Outra grande intelectual negra, a escritora Carolina Maria de Jesus, apontou com firmeza para esse grave contexto com suas obras “Quarto de Despejo” e “Diário de Bitita”. Sua literatura, atravessada pela sua própria vida, narrava as trajetórias de homens e mulheres negras periféricos que lutavam para ter o que comer, sem que nada fosse feito para auxiliá-los. E m sua celebre profecia dizia que o pais precisava ser governado por quem já havia passado fome. E foi isso acontecer para a fome virar pauta prioritária.

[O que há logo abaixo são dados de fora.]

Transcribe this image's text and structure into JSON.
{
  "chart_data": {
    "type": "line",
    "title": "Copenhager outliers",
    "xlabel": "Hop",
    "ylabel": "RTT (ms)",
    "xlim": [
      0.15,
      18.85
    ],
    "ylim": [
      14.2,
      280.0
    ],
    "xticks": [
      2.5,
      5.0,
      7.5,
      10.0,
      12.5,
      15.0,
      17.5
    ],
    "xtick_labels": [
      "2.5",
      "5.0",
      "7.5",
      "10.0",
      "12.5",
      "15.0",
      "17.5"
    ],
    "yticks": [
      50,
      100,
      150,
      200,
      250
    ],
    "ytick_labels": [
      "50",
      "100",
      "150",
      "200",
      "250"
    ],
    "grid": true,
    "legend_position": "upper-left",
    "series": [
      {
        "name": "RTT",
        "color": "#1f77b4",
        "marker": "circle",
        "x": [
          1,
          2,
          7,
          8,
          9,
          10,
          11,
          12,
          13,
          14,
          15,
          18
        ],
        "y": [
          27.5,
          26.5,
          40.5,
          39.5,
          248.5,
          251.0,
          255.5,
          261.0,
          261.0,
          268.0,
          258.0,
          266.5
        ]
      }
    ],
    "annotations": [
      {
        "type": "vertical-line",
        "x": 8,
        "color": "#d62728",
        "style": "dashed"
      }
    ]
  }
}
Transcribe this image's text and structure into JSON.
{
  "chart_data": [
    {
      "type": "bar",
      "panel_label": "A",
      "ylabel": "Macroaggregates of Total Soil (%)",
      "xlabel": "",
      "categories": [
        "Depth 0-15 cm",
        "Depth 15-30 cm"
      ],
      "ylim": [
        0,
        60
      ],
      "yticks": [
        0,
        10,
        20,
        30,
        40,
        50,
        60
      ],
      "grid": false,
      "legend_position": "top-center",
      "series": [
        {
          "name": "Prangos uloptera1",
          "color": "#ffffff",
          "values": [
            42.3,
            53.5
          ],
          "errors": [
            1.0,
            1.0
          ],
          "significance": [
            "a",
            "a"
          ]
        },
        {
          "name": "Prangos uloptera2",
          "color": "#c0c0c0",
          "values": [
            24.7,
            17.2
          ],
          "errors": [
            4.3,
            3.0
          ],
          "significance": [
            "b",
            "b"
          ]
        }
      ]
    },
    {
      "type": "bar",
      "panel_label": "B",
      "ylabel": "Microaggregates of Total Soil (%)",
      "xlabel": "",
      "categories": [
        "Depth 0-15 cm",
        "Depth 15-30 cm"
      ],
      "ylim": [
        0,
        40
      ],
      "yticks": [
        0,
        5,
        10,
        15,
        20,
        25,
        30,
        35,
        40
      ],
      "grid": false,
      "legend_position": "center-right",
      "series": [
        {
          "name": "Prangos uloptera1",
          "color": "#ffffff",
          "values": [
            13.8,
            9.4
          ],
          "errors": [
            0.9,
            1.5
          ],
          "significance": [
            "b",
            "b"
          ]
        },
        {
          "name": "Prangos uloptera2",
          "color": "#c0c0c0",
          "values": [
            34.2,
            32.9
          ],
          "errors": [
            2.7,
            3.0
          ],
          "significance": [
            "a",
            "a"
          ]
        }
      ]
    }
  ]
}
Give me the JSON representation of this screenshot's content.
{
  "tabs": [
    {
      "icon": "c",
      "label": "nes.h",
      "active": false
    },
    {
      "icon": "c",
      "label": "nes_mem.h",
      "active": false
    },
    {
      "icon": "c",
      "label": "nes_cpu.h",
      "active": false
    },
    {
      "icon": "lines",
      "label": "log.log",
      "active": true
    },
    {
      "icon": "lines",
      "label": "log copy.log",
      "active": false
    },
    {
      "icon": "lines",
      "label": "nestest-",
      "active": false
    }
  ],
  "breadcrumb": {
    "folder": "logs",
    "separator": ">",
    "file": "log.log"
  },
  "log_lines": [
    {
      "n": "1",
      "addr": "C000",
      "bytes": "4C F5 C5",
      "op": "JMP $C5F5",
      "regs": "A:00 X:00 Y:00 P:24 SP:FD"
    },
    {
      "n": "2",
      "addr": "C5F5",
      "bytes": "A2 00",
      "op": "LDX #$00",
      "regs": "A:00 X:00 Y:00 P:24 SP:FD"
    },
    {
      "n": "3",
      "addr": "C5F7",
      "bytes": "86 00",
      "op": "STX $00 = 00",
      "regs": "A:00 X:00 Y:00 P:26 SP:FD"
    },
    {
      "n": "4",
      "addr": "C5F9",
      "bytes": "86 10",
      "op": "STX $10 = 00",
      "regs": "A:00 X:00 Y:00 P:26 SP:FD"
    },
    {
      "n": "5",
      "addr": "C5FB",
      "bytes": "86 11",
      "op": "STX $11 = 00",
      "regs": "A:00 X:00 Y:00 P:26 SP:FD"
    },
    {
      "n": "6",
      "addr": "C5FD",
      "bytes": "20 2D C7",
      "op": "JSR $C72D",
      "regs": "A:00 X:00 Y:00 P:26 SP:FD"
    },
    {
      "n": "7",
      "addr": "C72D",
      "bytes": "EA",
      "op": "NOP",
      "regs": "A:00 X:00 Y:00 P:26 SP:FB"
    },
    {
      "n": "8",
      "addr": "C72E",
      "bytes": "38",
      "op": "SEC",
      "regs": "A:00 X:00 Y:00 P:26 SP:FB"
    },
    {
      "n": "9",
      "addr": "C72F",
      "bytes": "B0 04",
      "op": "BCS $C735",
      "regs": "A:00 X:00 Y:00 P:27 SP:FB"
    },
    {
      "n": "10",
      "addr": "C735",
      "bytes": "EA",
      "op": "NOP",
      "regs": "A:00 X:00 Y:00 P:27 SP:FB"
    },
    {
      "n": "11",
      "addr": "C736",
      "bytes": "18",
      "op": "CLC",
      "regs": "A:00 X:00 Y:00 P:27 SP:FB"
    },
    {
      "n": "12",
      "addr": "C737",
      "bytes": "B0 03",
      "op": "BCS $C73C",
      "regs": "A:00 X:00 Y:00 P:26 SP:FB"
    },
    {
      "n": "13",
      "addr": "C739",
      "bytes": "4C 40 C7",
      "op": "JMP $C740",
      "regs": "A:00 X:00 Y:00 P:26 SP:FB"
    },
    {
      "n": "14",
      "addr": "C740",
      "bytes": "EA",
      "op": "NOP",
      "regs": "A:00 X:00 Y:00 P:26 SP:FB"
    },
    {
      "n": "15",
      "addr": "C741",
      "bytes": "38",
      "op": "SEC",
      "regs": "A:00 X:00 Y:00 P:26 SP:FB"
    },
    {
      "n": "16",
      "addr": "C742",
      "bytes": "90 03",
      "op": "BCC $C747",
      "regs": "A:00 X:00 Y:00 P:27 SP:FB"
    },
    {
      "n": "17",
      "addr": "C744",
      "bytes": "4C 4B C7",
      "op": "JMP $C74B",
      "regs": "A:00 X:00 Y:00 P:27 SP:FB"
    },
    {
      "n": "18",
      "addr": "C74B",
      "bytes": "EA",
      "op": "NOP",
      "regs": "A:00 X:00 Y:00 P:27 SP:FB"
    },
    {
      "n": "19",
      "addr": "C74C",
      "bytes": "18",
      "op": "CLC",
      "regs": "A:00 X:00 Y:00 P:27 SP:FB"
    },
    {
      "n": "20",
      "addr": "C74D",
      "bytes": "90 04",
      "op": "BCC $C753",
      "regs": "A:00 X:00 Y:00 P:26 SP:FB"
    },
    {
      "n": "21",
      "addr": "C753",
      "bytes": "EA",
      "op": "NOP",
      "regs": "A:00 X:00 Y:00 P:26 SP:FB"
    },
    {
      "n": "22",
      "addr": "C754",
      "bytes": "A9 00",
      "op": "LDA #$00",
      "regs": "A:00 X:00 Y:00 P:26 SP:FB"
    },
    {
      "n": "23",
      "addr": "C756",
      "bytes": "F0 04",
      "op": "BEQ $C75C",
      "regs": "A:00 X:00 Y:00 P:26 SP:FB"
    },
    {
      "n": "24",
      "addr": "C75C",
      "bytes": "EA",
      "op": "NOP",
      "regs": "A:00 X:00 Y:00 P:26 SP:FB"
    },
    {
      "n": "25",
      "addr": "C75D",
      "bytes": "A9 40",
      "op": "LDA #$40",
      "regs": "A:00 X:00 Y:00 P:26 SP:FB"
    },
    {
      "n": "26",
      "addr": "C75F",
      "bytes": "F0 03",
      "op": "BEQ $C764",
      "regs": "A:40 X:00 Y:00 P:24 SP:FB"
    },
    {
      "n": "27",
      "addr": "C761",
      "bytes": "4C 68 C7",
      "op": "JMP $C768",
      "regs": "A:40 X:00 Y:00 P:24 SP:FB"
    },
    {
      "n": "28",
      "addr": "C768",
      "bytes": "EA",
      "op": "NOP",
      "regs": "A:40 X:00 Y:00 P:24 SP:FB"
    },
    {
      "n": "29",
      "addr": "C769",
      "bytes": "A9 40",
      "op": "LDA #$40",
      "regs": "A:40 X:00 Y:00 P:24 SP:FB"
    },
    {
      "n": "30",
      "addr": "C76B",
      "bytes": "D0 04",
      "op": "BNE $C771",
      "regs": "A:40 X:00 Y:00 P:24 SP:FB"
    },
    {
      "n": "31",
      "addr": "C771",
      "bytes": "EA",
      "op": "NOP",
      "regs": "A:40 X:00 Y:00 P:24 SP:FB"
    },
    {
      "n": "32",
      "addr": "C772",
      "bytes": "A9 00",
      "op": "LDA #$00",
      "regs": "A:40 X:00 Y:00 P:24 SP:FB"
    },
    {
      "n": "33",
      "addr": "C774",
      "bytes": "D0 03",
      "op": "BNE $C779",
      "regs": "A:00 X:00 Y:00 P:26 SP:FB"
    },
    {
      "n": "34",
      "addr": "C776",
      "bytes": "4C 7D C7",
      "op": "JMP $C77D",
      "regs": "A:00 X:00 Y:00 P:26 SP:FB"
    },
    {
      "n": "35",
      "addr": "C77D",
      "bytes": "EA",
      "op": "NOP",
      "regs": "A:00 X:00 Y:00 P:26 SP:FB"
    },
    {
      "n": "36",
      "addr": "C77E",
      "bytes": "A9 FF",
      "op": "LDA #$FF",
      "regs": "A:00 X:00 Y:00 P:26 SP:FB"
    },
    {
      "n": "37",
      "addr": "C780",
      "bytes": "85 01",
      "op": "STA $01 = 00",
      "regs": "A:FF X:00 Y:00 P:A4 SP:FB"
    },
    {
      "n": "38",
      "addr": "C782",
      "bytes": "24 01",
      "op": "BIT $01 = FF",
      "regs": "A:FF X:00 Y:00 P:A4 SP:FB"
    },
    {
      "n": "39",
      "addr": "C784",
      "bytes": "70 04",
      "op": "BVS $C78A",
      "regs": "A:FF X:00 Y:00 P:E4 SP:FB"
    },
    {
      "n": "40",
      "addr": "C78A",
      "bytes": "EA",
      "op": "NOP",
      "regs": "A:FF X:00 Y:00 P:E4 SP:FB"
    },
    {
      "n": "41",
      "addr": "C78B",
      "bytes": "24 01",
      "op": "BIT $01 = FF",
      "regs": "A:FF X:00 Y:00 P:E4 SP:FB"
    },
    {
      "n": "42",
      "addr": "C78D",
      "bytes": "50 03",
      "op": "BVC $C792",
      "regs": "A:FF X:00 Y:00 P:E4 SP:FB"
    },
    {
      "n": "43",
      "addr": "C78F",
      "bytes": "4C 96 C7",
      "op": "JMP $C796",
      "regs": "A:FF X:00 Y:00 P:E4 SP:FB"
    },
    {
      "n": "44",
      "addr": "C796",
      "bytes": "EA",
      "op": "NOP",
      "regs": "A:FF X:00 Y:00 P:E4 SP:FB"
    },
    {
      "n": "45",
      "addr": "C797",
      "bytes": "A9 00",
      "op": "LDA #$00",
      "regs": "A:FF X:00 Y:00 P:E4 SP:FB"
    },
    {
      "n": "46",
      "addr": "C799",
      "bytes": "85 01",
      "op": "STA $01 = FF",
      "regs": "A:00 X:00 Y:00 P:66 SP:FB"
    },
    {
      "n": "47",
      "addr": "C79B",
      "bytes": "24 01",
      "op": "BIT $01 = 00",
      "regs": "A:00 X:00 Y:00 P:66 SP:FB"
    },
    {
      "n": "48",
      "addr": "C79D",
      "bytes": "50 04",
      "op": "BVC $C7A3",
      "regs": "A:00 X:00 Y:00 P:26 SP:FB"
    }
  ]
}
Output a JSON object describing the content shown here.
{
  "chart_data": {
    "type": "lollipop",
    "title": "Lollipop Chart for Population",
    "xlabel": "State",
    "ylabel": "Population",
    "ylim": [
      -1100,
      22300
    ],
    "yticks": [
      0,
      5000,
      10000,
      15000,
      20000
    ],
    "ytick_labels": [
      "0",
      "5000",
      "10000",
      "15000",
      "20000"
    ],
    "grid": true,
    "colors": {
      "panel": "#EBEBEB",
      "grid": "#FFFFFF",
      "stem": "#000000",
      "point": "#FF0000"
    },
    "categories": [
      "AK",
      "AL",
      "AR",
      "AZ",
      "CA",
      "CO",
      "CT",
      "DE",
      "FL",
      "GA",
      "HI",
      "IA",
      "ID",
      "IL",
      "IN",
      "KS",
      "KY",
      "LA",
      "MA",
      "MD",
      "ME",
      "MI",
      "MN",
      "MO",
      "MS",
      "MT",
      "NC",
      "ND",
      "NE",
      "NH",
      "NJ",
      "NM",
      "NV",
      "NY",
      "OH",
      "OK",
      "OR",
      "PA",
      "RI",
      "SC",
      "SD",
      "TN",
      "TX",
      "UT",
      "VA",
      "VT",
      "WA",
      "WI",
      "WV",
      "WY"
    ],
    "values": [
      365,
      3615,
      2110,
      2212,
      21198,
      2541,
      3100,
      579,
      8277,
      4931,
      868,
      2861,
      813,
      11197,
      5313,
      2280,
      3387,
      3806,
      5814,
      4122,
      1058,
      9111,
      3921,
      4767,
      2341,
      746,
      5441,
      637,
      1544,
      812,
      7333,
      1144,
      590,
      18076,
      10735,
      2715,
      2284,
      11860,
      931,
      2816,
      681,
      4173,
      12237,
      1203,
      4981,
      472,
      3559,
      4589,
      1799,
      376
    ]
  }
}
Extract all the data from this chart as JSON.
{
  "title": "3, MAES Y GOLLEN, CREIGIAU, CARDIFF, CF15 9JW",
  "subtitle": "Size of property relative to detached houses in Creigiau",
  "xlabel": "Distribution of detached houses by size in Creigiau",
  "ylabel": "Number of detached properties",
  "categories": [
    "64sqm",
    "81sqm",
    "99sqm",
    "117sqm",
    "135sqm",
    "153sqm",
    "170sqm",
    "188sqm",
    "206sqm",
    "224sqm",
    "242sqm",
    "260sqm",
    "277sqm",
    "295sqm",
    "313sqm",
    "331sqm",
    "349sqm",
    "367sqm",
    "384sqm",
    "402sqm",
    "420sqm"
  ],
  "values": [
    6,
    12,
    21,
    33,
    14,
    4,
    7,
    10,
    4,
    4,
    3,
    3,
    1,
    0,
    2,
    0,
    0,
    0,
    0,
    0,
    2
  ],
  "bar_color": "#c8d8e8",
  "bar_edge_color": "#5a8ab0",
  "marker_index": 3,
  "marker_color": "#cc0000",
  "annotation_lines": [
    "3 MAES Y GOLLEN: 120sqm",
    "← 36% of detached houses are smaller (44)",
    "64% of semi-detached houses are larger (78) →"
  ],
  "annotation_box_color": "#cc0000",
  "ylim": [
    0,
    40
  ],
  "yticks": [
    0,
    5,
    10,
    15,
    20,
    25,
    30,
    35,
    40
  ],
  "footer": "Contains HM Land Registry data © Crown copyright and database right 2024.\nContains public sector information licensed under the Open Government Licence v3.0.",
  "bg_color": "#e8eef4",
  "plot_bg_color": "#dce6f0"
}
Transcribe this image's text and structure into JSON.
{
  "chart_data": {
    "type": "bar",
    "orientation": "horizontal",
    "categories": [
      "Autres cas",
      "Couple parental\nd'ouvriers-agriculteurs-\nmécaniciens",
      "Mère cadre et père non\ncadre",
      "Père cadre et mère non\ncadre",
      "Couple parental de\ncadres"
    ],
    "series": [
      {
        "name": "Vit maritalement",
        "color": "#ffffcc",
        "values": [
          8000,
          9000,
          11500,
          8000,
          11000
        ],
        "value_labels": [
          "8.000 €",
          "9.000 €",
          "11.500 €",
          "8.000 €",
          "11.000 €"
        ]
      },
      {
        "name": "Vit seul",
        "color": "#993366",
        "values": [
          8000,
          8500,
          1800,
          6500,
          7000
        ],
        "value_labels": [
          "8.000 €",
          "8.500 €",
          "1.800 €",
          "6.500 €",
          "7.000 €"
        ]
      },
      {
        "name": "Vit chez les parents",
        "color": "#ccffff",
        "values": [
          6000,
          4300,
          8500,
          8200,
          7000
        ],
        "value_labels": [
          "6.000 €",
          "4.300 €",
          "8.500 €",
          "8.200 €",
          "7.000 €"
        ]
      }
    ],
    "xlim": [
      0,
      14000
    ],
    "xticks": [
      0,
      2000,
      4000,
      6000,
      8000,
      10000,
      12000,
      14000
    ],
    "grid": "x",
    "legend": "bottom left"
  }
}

A luta antirracista não é apenas voltada contra gestos e palavras que precisam ser retirados do nosso vocabulário e do nosso cotidiano. Trata-se de uma batalha histórica e diária para que o povo negro tenha uma vida digna com oportunidades e direitos garantidos, como previsto na nossa Constituição Federal.
Não podemos naturalizar que as pessoas disputem ossos para se alimentar. Comer é sagrado. Nosso povo precisa de “soberania alimentar”. E isso para nós significa recuperarmos os nossos saberes ancestrais de plantio, colheita e partilha dos alimentos. Recuperar a bandeira do que é prioritário pra vida: nosso sustento. E juntamente com os movimentos sociais e de agricultura familiar pautar todo o sistema alimentar, pautar a reforma agraria e o poderio dos processos em nossas mãos e não no agro negocio. Precisamos (re)construir um Brasil em que a fome não seja manchete diária.
A maior luta antirracista é a luta contra a miséria e a fome. Por isso, é fundamental que as forças progressistas estejam atentas para que possamos voltar aos trilhos dos avanços sociais, barrando as barbáries e os retrocessos desse desgoverno federal.
Pelo fim da fome! Pelo fim do racismo! Fora Bolsonaro!
*Verônica Lima é vereadora de Niterói (RJ) pelo Partido dos Trabalhadores.
**Este artigo não reflete, necessariamente, a opinião da Revista Fórum.